Of course, where to start debugging a library which is officially encrypted? Well, in the distant past some people already wrote a decrypt program for the pci.library (the background story of the 'why' is also interesting, but maybe for some other time).
After a bit of digging the culprit was found (and accidentally, also the spider recognition code. Again, another story).
The Sonnet is a PCI card based on the MPC107 chip set, also known as the TSi107 chip set (at least mine is). This makes the Sonnet actually a non-transparent PCI-bridge. This means that the Amiga cannot directly communicate with the resources on the card.
To achieve this, these kind of PCI-bridges have address translation units (ATUs) on board so you can address the card through PCI memory. This is different from 'normal' PCI cards.

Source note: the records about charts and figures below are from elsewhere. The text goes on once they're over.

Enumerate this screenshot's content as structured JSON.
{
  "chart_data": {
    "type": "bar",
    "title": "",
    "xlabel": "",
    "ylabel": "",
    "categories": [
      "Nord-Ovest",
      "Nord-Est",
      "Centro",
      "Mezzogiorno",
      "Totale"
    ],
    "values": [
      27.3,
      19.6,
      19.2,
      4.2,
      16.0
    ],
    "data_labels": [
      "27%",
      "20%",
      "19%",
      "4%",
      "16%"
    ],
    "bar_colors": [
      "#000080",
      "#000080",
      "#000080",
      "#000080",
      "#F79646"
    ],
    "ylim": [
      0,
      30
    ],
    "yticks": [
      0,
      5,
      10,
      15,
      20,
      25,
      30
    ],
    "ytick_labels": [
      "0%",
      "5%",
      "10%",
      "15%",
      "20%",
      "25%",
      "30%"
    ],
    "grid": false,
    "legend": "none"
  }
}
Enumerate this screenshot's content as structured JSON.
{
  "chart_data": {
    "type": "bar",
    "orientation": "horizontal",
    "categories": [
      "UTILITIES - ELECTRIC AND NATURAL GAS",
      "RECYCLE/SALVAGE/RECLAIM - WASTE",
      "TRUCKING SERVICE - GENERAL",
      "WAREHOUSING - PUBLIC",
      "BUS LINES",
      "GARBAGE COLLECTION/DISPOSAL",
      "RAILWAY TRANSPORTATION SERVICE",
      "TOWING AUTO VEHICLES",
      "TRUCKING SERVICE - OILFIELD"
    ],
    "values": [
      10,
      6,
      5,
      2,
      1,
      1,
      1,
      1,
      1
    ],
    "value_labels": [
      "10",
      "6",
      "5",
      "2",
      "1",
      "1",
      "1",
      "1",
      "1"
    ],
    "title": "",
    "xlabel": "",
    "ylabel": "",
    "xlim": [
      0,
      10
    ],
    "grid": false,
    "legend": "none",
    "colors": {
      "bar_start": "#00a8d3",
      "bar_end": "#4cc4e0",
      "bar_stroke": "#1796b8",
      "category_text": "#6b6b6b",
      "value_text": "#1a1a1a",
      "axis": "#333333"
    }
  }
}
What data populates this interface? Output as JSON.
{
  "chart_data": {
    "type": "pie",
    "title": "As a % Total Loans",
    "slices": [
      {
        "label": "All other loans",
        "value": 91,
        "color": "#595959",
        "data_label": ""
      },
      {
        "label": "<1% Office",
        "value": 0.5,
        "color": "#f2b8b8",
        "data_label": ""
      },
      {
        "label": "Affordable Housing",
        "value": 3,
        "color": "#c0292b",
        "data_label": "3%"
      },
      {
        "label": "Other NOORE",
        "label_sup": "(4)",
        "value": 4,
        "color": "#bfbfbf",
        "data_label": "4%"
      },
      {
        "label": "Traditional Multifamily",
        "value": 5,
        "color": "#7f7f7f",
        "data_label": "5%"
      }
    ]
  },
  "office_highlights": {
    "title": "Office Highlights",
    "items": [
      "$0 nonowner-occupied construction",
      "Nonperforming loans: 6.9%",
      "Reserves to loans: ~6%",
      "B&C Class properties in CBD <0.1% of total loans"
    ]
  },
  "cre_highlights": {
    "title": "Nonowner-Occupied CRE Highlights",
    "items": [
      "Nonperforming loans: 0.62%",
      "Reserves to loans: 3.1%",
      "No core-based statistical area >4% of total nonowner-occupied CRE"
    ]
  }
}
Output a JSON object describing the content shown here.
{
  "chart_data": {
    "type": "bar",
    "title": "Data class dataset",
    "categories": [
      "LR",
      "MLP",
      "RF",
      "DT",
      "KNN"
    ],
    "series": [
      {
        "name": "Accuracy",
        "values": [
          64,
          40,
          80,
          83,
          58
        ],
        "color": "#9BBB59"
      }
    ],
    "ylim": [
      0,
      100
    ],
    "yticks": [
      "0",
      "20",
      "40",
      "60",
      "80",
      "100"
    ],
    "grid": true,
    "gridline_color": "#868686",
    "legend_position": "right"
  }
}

The Mediator treats the Sonnet as a normal PCI card. It writes all ones to the Base Address Registers (BARs) of all the PCI cards it can find. The PCI card responds with setting up a mask in the BAR to indicate how big the needed address space is. This will be allocated in PCI memory by the Mediator.
However, BAR0 of the Sonnet is actually an ATU. Writing all ones to this register does not result in what the Mediator expects. The value returned causes an infinite loop in the Mediator as it cannot allocate the appropriate size of memory it thinks it needs by reading back the ATU.
We insert some code to skip BAR0 if the PCI Vendor/ID matches the Sonnet and we add the approriate info to the vendors.txt file... et voila:
The Mediator reads all the values in one go and stores them inside a big array. As you can see, I inserted a dummy value for Memspace0 (BAR0) in this array.
Now we have the card detected without crashing, we are going to try to get it to execute code. The next task is to read up on how to program the MPC107 chip set. That's for another day.